Pitt made some coaching changes in the offseason to fix that issue, as it brought in Mark Whipple to be the offensive coordinator and Chris Beatty to coach the wide receivers. Both guys are veterans in the coaching business with extensive resumes.
Despite the lack of a passing game in 2018, Pitt does return some veteran receivers and those guys believe they can make plays this season. Pitt senior Aaron Mathews and junior Taysir Mack believe the new coaching can make them better players and make this offense better.
It starts with Beatty, as he is taking a hands on approach in all facets. He is a discipline, attention-to-detail type of coach, and that style is taking hold with his group.
“It really changed our outlook on the game and we managed to become students of the game,” Mack said of Beatty taking over as their position coach. “We got to understand the plays more, as we get to know the defenses are doing, what the quarterback is thinking, certain drops. We understand how much time we have on certain routes and the leverage we have to have, just everything is down to details"
"He’s a big details guy, it starts from us pushing in our chairs in the room, so he’s on top of everything.”

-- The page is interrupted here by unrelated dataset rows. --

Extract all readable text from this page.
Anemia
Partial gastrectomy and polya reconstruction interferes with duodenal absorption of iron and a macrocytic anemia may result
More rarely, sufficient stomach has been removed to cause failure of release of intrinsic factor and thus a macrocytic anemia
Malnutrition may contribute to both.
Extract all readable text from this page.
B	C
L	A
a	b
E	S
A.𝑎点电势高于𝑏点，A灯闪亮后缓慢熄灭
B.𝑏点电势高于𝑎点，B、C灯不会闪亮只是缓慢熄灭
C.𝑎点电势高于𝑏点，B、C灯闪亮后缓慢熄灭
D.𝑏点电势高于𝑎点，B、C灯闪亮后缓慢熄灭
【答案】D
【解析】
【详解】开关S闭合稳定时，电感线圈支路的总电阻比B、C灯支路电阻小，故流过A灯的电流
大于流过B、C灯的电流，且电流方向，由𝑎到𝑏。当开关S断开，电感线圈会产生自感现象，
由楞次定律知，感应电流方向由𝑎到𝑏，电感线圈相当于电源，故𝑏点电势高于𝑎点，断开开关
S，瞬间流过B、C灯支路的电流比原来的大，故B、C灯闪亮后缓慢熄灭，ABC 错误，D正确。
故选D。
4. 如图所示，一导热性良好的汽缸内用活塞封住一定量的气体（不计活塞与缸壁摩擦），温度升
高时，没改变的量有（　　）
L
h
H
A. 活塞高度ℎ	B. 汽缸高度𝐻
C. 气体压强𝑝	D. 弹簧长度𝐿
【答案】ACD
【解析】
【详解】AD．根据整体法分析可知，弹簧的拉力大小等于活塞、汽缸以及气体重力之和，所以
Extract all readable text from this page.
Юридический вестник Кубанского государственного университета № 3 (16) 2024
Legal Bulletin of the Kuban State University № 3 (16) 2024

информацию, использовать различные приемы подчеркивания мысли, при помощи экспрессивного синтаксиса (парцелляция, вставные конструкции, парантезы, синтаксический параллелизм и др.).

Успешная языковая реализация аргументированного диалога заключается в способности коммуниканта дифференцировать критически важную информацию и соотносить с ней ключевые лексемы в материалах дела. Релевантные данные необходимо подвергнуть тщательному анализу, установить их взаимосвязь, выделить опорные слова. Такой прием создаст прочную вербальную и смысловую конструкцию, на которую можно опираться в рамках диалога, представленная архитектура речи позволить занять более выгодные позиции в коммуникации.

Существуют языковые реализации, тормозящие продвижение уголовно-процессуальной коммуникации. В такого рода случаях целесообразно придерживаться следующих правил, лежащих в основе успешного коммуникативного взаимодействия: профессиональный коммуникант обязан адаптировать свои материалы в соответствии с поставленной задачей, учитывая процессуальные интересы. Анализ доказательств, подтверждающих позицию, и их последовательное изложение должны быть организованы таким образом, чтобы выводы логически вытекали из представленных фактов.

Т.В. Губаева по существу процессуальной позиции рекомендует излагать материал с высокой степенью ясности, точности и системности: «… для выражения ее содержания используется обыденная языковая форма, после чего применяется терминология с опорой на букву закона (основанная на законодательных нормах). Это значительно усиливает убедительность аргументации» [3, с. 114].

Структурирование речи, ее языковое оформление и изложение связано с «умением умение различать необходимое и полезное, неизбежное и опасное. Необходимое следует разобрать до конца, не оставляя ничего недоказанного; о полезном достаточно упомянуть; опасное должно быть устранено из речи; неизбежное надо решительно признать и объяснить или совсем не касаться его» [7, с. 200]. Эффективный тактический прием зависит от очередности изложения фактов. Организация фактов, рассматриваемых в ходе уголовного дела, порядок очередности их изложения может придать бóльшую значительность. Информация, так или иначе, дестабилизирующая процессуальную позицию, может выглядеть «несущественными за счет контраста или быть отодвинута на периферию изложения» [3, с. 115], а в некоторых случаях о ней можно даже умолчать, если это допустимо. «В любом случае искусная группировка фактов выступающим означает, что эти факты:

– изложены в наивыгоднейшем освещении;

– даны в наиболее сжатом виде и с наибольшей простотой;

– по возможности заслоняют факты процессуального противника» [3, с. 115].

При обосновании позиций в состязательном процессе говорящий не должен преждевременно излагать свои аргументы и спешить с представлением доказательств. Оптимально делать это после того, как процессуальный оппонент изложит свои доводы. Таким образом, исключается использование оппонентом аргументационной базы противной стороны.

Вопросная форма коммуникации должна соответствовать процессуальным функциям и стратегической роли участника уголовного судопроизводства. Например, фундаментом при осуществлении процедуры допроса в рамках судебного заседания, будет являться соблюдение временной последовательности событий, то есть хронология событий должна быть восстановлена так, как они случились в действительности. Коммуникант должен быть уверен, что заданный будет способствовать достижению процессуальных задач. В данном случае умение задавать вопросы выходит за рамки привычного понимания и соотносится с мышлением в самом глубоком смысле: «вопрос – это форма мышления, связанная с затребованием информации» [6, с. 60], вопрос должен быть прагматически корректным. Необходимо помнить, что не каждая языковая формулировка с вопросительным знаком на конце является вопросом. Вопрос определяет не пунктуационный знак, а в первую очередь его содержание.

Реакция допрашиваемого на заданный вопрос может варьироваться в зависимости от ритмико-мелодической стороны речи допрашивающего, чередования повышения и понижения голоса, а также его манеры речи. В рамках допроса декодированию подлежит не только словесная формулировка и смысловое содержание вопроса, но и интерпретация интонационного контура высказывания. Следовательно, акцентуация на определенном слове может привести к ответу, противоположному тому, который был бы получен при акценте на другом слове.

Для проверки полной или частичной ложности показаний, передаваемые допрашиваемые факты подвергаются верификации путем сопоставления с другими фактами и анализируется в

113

Yes, it starts with a simple task like pushing their chairs in after practice.
“I think that’s the first step to anything you want to try to do is you’ve got to do all the little things right and the big things kind of clear themselves up, so every little detail we try to cover and that’s from the top of the route, to the start of the route, to making a block, to tucking in our chairs, to having our notebook nice and neat - it’s all the little things that matter,” Beatty explained.
So what happens if you don’t push in your chair after a meeting? “That’s the first thing we’re going to hear in the meeting the next day,” Mathews said.
“I feel like we’re just learning more as receivers, more about the game and more about what we need to know to get more catches - more production.”
It’s an old belief, but probably true one: wide receivers always want the ball. Whipple is someone that wants to throw it based off his background, and for Mack he can see it right away.
“Coach Whipple, he’s just brilliant man,” Mack explained. “He just walks around all day thinking of ways he can get us open and different mismatches, putting us in the best way to be successful. He really cares about the guys, he cares about winning. He cares about getting the ball to talent, like he made certain packages that exploits all of us receivers. It just helps us.”
Beatty knows the position he coaches, and agrees with that notion.
Yea, I mean they want the ball,” he said laughing. “Any receiver that’s worth it, he wants the ball and so these guys want the ball and they want to prove that they should get the ball and thus far in camp they’ve done a nice job of that really.”
Mathews is a senior and has played quite a bit in his career, but only has 31 catches during his three seasons at Pitt. He was always noted as a blocker, but under Whipple he thinks he will be used more than that in 2019.
“It’s practice nine and I feel like I have more catches already than I had in the past three years, so I’m looking forward to it,” Mathews said.
After hearing Whipple was the team’s new coordinator, Mathews went to his computer right away.
“I went straight to ESPN and looked up his stats at UMass to see what they were working with, and right away I was excited,” he said.